Coca Cola’s one-minute, multilingual Super Bowl ad was apparently a lot of things to many people. To some, it was an insult to the United States and the English language, while to others it was a tribute to American diversity or a highly effective marketing tool.
But to former Hollywood agent Pat Dollard, the ad “exposed” a “stealth” appeal for immigration amnesty by its shadowy Muslim chief executive officer. “Coca Cola has been on a major amnesty push for at least a year in the hopes that it can obtain cheap labor,” Dollard wrote on his self-titled blog. “And because its CEO Muhtar Kent is a Muslim who was raised in places like Iran and Indonesia, perhaps for even more sinister reasons.”
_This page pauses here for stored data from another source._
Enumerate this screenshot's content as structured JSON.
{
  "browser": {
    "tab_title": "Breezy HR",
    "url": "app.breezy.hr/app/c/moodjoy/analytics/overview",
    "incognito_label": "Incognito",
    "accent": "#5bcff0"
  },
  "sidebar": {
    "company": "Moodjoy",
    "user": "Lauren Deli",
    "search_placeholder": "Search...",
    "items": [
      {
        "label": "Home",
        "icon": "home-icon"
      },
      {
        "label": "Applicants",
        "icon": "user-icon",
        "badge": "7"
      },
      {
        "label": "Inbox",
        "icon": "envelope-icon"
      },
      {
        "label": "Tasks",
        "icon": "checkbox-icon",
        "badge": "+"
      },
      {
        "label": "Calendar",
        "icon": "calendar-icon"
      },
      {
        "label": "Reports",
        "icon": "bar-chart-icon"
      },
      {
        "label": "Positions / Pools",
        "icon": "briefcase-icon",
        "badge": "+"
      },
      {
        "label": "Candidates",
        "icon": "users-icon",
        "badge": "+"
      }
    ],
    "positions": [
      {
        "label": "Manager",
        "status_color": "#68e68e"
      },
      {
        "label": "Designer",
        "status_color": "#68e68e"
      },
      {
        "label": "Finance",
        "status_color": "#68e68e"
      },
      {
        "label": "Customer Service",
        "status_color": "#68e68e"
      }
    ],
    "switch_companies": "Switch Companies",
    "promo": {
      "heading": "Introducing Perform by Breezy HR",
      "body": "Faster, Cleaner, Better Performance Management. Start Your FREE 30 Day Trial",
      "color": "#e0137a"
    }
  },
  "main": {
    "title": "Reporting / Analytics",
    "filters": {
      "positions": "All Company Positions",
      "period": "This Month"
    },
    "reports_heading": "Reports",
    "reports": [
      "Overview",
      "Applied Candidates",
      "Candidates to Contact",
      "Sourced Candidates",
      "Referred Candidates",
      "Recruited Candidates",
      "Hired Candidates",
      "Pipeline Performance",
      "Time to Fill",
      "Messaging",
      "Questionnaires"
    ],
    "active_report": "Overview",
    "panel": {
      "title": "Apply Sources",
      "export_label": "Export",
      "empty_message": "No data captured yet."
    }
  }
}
The stage thus set, the documentary filmmaker and Breitbart correspondent argues that the ad was “designed to influence public opinion.” Perhaps recognizing that every paid and unpaid advertisement – whether they air on the most-watched TV program in history or overnight on some obscure local channel – is intended to influence the public, Dollard attempts to tie Coke’s ad into a broader conspiracy.
“Muhtar is engaging in the amnesty war just like Facebook’s Mark Zuckerberg is,” Dollard warns. “And I’d be curious to know just how much of his salary and Coke’s profits go to Muslim ‘charities’ that are really fronts for terrorist organizations, as most Muslim ‘charities’ are.”